The Pope also singled out those persecuted for their Christian faith “particularly in Burkina Faso, Mali, Niger and Nigeria.”

In a speech that marked his seventh Christmas as pontiff, the Bishop of Rome also highlighted the plight of refugees and migrants. He said: “It is injustice that makes them cross deserts and seas that become cemeteries. It is injustice that forces them to ensure unspeakable forms of abuse, enslavement of every kind and torture in inhumane detention camps. It is injustice that turns them away from places where they might have hope for a dignified life, but instead find themselves before walls of indifference.”

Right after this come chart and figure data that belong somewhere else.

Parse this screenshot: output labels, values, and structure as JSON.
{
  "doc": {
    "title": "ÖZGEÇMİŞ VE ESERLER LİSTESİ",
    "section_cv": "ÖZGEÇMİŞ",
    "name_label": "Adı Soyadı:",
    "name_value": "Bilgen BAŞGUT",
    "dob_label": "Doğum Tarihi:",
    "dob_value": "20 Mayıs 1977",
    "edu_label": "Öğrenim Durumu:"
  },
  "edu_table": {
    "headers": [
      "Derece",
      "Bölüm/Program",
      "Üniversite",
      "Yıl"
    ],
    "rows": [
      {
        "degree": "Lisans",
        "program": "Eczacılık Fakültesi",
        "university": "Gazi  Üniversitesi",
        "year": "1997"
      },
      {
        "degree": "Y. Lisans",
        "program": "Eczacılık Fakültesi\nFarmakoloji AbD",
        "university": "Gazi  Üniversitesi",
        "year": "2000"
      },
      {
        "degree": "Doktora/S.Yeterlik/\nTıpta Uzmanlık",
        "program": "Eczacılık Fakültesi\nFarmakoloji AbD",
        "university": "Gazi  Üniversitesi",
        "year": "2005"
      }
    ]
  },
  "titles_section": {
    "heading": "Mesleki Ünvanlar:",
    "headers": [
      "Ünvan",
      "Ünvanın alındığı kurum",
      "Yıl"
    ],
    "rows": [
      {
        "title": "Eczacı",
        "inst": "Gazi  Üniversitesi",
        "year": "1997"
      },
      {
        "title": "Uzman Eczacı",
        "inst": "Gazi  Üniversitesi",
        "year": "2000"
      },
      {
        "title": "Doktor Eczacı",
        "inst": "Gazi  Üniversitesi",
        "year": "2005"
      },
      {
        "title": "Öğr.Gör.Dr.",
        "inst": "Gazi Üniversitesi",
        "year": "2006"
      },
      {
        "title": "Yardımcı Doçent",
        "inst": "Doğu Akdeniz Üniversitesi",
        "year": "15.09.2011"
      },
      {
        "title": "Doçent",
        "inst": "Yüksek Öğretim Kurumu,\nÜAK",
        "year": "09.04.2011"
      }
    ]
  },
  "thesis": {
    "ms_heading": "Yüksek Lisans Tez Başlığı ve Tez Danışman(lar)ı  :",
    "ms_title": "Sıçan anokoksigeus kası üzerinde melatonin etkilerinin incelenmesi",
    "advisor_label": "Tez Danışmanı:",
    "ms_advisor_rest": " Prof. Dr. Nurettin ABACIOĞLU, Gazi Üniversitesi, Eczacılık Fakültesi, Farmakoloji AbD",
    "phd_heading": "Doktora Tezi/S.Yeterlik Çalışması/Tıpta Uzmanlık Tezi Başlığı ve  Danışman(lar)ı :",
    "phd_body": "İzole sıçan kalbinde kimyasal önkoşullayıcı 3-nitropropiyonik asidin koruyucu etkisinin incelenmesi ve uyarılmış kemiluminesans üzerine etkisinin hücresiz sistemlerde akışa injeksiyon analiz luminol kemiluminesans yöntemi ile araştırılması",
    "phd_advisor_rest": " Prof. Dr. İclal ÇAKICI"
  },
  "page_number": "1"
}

Francis concluded his address by urging his flock to “soften our often stony and self-centered hearts.”

“May he bring his smile, through our poor faces, to all the children of the world: to those who are abandoned and those who suffer violence.” the Pope added. “On this joyful Christmas Day, may he bring his tenderness to all and brighten the darkness of this world.

Earlier Wednesday, the pontiff made a rare joint appeal with other church leaders for peace in South Sudan. “In this Christmas season and at the beginning of a new year, we wish to extend to you and to all the people of South Sudan our best wishes for your peace and prosperity, and to assure you of our spiritual closeness as you strive for a swift implementation of the Peace Agreements,” said the Pope, Archbishop of Canterbury and former moderator of the Church of Scotland in a statement.

In remarks widely interpreted as a reference to recent sexual abuse scandals involving the church, the pontiff said: “Whatever goes wrong in our lives, whatever doesn’t work in the Church, whatever problems there are in the world, will no longer serve as an excuse. It will become secondary, for faced with Jesus’ extravagant love, a love of utter meekness and closeness, we have no excuse.”

Earlier this month, Francis abolished Vatican secrecy rules for cases of sexual abuse, effectively allowing the Catholic church to share documents and information with civil authorities, and enable survivors to be updated of the status of their cases.